Ms. Ambrose called Dr. Leitch's proposal "badly worded," noting there are already criminal checks for immigrants and adding she doesn't know what Dr. Leitch's values vetting "would look like." Ms. Ambrose is right – it is very hard to guess what it would look like in practice and the real point for Dr. Leitch seems to be just making an issue of screening immigrants "values." She is a long-shot leadership candidate looking for a way into the top tier and she seems to think it's a political winner.
It's still a surprising foray back into identity politics, because Dr. Leitch once expressed remorse for the way it worked out last time.
She's probably best known for being one of two Conservative ministers to announce, 2 1/2 weeks from election day last October, plans to create a "barbaric cultural practices tipline." It was a startling mix and match: Dr. Leitch and the Tories raised the atrocities of the so-called Islamic State, spoke of female genital mutilation carried out in Africa and the Middle East and promised a telephone tipline for Canadians to report suspicious activity.
After the niqab controversy, the Conservatives were cranking up the identity politics, but it was a political bust – it turned off more potential supporters than it fired up. Or, at least, that's what many Conservative MPs and insiders thought.
Six months later, when Dr. Leitch started to launch her leadership campaign, she tried to put it behind her.
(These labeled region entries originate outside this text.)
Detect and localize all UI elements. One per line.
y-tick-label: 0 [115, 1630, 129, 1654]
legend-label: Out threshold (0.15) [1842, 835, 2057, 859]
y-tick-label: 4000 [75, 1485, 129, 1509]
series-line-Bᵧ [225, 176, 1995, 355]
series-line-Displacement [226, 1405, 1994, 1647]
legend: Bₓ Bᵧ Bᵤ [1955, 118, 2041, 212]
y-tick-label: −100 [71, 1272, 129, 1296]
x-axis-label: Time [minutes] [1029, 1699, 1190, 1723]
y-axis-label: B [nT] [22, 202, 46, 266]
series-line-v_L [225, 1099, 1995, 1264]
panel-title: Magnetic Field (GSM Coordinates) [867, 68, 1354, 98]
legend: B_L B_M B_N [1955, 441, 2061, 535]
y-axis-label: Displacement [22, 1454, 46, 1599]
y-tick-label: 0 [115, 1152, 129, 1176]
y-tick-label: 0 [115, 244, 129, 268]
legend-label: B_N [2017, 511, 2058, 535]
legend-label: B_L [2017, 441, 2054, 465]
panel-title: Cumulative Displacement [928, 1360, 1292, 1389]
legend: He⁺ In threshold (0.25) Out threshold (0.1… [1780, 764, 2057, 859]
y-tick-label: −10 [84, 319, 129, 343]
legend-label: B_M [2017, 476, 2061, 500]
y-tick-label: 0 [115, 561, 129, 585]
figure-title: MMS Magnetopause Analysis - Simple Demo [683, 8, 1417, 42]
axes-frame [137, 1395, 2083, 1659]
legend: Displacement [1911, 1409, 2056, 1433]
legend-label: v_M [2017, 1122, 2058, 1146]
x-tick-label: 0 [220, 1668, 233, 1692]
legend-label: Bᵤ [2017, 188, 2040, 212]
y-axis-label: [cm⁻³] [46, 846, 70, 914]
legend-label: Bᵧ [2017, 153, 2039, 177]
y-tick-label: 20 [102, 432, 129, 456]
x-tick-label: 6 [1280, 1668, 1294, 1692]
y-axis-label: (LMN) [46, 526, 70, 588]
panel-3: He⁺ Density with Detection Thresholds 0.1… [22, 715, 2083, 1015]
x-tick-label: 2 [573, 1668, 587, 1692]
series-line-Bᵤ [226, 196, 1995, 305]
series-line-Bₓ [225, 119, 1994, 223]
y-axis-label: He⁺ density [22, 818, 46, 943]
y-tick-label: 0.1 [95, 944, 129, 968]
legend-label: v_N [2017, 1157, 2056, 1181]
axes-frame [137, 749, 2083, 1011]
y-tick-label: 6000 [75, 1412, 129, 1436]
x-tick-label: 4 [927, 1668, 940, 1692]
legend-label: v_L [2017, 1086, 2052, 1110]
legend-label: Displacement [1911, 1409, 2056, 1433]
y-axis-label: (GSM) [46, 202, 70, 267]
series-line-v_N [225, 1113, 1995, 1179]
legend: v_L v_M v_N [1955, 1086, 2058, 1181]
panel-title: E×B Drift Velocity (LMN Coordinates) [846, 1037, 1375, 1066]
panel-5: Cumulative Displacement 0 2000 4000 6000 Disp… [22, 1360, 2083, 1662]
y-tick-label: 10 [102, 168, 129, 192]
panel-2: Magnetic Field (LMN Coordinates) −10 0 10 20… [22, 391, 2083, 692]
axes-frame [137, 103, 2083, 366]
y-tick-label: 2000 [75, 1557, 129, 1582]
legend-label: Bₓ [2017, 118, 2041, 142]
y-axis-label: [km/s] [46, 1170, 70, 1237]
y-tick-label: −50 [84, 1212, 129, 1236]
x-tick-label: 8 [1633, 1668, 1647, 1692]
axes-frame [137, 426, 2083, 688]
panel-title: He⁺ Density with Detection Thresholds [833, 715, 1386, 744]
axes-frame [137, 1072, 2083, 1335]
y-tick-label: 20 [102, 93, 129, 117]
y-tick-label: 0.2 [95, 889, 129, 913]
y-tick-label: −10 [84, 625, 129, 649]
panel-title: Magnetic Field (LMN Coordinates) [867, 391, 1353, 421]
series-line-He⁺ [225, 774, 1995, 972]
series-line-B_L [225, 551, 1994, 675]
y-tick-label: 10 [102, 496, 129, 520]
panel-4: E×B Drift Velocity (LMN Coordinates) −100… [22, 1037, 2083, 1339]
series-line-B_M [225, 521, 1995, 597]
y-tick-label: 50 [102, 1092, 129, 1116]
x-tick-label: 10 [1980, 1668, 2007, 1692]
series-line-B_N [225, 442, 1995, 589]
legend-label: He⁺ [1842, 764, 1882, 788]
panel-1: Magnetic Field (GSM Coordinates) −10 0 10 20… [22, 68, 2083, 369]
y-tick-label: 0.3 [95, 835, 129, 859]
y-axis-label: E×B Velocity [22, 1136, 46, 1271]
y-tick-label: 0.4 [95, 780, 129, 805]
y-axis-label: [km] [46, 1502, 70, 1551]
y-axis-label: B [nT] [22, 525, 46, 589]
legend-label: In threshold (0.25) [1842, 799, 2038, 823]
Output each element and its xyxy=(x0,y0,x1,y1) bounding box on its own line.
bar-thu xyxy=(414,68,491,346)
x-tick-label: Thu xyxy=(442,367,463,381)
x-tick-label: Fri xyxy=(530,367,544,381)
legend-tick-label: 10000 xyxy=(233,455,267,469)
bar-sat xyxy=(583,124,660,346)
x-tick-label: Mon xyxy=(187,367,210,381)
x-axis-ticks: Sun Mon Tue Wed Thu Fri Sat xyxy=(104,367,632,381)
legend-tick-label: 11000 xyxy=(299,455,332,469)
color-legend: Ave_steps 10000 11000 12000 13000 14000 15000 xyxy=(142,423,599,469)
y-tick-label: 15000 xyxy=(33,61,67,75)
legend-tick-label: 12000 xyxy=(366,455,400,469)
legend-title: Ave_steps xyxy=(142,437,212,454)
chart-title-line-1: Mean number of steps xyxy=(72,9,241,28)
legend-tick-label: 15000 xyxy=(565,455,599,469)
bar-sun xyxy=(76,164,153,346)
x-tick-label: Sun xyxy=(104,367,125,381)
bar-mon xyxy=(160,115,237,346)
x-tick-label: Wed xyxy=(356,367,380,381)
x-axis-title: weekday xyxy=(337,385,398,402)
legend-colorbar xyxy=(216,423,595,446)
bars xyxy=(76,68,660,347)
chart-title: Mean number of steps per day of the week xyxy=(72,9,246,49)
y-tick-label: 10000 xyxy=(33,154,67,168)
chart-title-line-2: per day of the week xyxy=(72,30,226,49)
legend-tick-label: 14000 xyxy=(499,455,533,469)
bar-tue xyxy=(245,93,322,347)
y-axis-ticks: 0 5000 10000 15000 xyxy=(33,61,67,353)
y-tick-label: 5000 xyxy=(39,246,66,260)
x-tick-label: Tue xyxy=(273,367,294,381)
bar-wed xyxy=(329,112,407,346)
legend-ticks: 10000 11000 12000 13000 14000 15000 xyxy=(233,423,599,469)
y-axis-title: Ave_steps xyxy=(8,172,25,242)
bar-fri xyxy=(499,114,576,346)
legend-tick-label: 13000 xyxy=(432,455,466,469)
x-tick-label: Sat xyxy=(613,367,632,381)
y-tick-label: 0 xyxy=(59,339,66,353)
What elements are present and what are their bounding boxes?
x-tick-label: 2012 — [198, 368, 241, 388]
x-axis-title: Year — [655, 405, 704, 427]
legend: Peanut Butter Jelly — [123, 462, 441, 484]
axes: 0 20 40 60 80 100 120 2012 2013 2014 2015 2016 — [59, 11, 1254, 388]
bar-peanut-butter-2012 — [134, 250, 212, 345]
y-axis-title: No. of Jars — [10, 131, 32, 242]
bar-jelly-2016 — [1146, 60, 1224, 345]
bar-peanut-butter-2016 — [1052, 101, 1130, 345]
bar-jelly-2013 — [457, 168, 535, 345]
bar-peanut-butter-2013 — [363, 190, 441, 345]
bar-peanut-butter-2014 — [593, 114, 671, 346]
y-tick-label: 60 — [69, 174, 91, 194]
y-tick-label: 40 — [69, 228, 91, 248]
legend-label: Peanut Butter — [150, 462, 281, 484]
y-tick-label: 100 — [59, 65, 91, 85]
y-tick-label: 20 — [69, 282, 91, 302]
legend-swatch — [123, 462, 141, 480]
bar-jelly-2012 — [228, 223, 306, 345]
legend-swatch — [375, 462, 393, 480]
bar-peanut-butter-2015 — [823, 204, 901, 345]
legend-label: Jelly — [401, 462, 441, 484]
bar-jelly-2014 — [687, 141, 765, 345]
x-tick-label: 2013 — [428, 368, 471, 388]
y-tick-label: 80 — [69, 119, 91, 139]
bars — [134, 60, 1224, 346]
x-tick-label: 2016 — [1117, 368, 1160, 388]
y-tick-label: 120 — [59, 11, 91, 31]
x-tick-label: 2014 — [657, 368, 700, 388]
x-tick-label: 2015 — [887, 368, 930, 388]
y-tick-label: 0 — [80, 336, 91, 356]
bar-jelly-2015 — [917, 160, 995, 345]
She became teary in a CBC-TV interview. If she could go back in time and change things, she said, she would not do it again – but she can't. She insisted that what she was trying to do in making the announcement was "to make sure that Canadian kids, Canadian women and children knew that if they had the courage to pick up the phone and to call, someone would answer."
Of course. Won't somebody think of the children? Sadly, Dr. Leitch said, that message was lost. Who could possibly imagine that women and girls might not hear the message that they have a sensitive ear to turn to when a campaigning political party promises to set up a 1-800 number and calls it the barbaric cultural practices tipline? Somehow, women and girls didn't see that announcement as being all about them. It was a political-marketing tactic. But too many folks heard the whistle.
Now, Dr. Leitch is testing the message again. She told the Saskatoon Star-Phoenix last week that the tipline was a good idea that was badly communicated. She's decided to campaign on the idea that screening immigrants for alien values is a national priority. Or at least that it's a message that might have a market.